I skip stemming and removal of sparse terms in order to consider all words from the reviews. I build and sort data frames of 4-Grams tokens before plotting bar plots and wordclouds for visualization and analysis. The data visualization and analysis of the most-frequently-used phrases (for reviews with different star-ratings) will be used to answer the questions.

Exploratory Analysis & Results

  • Figure 1: Number of ratings drop with the star-rating itself.
  • Figure 2 and 3: 1- and 2-star reviews contain lots of negative words, food-related and service-related references.
  • Figure 4, 5 and 6: 3-, 4- and 5-star reviews contain more postive descriptive words, but much fewer references to specifics of food or service.
  • All reviews: Among the top-words, there are no references to car parks, wi-fi, coat check, music, distance, convenience etc.

The full report and plots can be viewed here.

Figure 1:
Figure 1
Figure 2:
Figure 2
Figure 3:
Figure 3
Figure 4:
Figure 4
Figure 3:
Figure 3
Figure 4:
Figure 4

Discussion & Conclusion

Most-frequently used phrases:

  • Common positive descriptive words: good, great, best and like.
  • Common business-related nouns: food, place, service and experience.
  • “I will not be”, “will never go back”, “the rest of the”, “my husband and i”, “the quality of the”, “the food was good”, “one of the best”, “a great place to”, “i love this place”, “i have ever had”

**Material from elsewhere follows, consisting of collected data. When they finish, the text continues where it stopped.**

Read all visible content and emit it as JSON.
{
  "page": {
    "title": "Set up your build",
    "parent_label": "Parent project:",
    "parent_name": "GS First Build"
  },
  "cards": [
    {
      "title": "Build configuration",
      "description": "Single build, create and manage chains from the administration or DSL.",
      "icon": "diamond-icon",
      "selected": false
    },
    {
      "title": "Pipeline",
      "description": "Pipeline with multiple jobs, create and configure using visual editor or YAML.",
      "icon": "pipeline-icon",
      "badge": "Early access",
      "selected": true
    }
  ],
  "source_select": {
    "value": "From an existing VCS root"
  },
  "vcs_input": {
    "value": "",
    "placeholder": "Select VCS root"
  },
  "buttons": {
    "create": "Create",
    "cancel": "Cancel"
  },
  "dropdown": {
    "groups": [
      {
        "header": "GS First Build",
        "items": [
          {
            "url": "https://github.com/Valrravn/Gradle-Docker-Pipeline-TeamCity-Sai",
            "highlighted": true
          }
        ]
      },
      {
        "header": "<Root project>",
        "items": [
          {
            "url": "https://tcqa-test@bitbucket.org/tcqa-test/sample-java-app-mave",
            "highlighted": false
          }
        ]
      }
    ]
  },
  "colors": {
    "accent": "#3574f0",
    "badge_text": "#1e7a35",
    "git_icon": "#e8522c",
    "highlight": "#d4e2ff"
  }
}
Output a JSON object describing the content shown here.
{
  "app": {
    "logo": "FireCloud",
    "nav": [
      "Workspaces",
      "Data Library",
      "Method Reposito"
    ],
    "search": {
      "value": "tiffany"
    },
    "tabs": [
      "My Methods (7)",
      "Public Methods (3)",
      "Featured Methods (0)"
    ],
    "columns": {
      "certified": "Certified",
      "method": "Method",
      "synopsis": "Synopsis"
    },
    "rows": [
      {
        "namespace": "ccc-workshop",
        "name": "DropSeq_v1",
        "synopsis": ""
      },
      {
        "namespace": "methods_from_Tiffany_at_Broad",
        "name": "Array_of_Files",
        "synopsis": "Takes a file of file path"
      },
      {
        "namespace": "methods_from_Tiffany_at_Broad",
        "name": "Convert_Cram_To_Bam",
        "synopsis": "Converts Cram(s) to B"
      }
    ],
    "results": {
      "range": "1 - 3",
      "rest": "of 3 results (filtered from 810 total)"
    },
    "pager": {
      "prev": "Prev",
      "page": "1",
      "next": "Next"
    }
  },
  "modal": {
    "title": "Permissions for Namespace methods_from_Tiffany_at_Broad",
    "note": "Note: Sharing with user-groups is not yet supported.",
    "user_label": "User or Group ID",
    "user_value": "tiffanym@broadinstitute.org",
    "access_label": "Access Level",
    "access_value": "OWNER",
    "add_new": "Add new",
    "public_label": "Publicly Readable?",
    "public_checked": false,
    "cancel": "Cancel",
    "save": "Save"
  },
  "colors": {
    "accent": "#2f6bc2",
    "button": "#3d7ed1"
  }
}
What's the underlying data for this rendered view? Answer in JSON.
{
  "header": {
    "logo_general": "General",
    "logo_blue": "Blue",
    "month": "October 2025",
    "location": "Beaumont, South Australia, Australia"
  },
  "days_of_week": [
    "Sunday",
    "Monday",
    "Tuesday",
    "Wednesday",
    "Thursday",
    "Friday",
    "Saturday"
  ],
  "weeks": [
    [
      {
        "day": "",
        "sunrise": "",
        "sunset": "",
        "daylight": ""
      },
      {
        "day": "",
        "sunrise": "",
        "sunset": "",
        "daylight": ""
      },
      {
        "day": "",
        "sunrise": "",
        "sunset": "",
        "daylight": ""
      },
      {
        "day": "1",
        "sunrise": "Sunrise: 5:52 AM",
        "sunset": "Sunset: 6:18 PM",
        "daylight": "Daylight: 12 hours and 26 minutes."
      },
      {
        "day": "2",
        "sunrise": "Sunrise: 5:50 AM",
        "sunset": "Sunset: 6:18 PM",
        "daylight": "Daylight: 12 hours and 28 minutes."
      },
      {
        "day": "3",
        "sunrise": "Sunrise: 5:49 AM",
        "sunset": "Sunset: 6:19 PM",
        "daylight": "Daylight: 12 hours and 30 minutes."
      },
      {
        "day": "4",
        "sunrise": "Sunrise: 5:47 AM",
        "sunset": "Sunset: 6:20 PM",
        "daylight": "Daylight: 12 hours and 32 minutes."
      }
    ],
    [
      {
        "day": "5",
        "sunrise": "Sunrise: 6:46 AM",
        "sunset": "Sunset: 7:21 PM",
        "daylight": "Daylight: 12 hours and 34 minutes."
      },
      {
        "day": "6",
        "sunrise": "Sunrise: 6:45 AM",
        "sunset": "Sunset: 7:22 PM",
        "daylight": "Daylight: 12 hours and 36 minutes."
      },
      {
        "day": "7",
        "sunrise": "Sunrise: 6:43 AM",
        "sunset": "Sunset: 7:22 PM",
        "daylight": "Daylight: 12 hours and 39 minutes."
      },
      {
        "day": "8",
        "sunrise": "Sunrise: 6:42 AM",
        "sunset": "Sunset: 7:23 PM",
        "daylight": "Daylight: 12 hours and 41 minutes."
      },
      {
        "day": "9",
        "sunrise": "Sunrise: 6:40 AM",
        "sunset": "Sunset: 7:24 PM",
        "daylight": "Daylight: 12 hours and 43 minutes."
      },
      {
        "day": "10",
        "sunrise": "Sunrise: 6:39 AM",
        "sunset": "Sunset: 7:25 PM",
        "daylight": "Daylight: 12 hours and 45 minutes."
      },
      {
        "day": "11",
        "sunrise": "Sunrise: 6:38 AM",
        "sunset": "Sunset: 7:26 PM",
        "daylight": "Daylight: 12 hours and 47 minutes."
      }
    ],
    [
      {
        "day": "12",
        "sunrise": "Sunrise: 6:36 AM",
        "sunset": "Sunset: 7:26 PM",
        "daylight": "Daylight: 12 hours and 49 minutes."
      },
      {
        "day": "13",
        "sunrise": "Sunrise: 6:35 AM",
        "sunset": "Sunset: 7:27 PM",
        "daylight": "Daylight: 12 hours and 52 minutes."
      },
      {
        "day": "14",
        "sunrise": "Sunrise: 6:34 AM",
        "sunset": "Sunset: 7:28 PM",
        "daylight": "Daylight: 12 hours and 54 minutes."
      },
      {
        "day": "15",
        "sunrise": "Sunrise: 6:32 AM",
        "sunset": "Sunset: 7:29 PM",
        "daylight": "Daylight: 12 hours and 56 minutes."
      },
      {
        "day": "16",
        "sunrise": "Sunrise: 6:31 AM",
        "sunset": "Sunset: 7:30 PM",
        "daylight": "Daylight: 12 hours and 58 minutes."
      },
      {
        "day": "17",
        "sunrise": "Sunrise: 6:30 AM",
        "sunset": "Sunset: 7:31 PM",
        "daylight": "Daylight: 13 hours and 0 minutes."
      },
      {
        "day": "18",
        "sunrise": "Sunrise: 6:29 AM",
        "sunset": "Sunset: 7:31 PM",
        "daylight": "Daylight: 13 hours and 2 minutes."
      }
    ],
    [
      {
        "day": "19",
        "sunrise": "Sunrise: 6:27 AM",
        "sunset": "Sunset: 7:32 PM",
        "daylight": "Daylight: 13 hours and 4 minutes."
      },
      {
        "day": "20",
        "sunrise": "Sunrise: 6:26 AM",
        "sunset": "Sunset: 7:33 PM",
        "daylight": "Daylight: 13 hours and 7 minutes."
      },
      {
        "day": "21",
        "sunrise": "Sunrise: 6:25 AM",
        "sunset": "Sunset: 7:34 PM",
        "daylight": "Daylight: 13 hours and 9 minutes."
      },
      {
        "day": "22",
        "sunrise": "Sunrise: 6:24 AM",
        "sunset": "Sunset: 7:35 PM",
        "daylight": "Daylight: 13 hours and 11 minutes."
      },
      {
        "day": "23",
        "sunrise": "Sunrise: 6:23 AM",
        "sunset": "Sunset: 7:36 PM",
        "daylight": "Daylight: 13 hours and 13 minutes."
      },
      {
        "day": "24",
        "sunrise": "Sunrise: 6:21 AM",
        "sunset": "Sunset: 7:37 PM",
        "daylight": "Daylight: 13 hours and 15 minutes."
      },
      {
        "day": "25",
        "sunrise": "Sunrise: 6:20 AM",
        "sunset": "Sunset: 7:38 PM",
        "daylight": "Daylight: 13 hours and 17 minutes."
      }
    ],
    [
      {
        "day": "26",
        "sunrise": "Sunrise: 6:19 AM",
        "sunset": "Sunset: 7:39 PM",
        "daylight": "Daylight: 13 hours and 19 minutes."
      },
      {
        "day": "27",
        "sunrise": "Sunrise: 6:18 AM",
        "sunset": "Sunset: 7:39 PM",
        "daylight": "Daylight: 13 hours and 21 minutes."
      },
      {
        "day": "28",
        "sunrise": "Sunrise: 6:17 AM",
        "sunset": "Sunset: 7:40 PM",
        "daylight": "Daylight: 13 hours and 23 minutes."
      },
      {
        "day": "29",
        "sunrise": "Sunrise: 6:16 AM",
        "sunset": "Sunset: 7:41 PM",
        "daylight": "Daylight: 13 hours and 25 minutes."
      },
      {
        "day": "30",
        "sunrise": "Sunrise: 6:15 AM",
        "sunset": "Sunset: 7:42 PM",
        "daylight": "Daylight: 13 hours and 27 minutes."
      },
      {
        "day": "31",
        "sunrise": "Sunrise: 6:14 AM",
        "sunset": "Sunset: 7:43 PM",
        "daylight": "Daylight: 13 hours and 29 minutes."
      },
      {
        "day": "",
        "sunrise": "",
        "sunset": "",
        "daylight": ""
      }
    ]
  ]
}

Motivation for writing reviews:

  • A trend that customers with positive user experience are more likely to write reviews, while the opposite may not necessarily bother to write about it.
  • Customers write most frequently about food quality (e.g. their favorite food etc) and service quality (e.g. waitress, orders, people), with no references to other attributes like car parks, wi-fi, music etc. Inference: Provision of outstanding food and/or customer service will have a higher probability of a review being written.